NER: Functionalized Nanoscale Materials for Sensor Architectures

NER：用于传感器架构的功能化纳米材料

• 批准号: 0608745
• 负责人: Sheila Grant
• 金额: $ 10.24万
• 依托单位: University of Missouri-Columbia
• 依托单位国家: 美国
• 项目类别: Standard Grant
• 财政年份: 2006
• 资助国家: 美国
• 起止时间: 2006-07-01 至 2008-03-31
• 项目状态: 已结题
• 来源: https://www.nsf.gov/awardsearch/showAward?AWD_ID=0608745&HistoricalAwards=false
• 关键词: NER; Functionalized; Nanoscale; Materials; Sensor

The objective of this research is a fundamental exploration of nanomaterials that can be utilized to create an architecture of optical biosensing devices with unique sensitivities and capabilities. The research will leverage both functionalized quantum dot development and protein resonance energy transfer in order to fabricate the next-generation of nanosized fluorescence-based biosensing probes that measure intrinsic conformational changes induced by antigen binding to an antibody. The approach involves an investigation of quantum dot functionalization schemes and characterization in terms of optical properties and biofunctionalities. The resulting nanoprobes are based on fluorescently-labeled cardiac troponin-I antibodies to the functionalized quantum dots. Sensor performance will be determined.
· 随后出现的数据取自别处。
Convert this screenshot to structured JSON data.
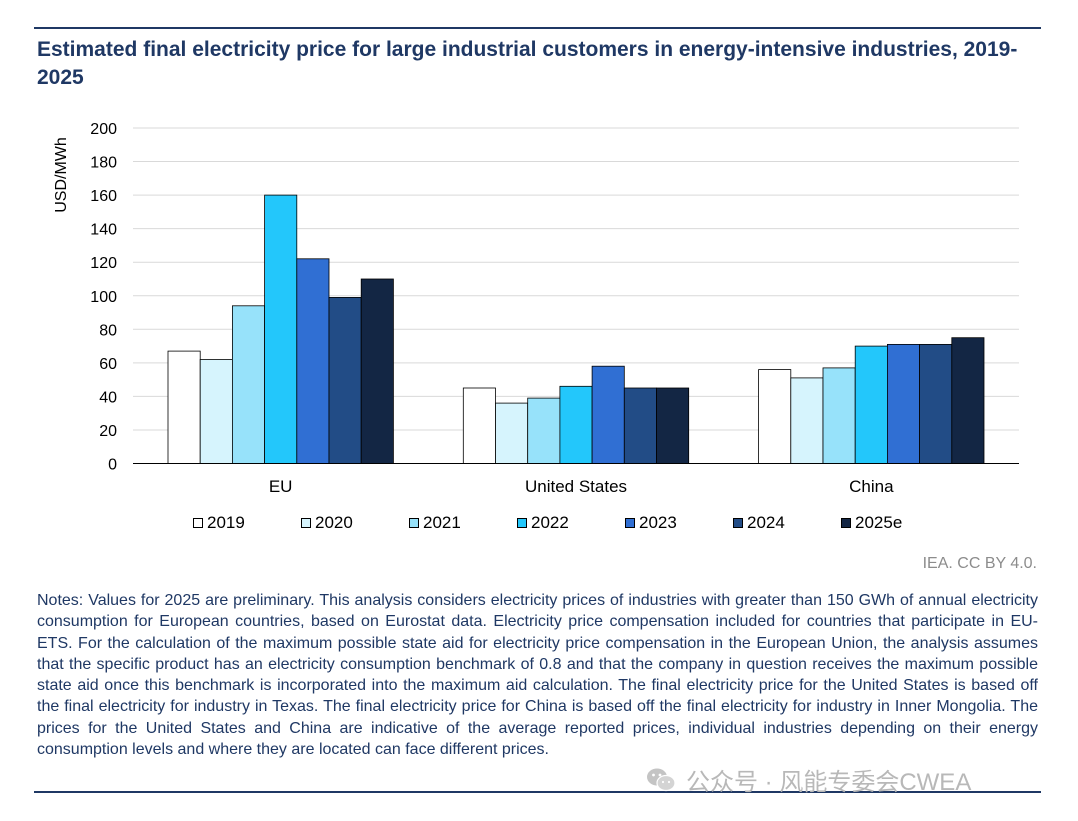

Cardiac troponin-I will be utilized as a model system to test the capability of the newly-developed nanoprobes.Intellectual Merit:This research explores the development of unique nanoprobes that integrate the optical properties of nanoscale materials with fluorescently-labeled antibodies to develop a resonance energy transfer system capable of detecting biomolecular interactions. The research will be a significant advancement over existing knowledge in terms of enhanced sensor performance, and would provide a foundation to launch new sensor technologies. These unique nanoprobes will have an enormous impact on a wide range of applications relating to national security, health care, the environment, energy, food safety, and manufacturing. Broader Impact:The research also includes a prominent educational component and outreach to groups underrepresented in engineering and the sciences, including undergraduate student researchers recruited from regional college programs and dissemination of nanoscience to the general public.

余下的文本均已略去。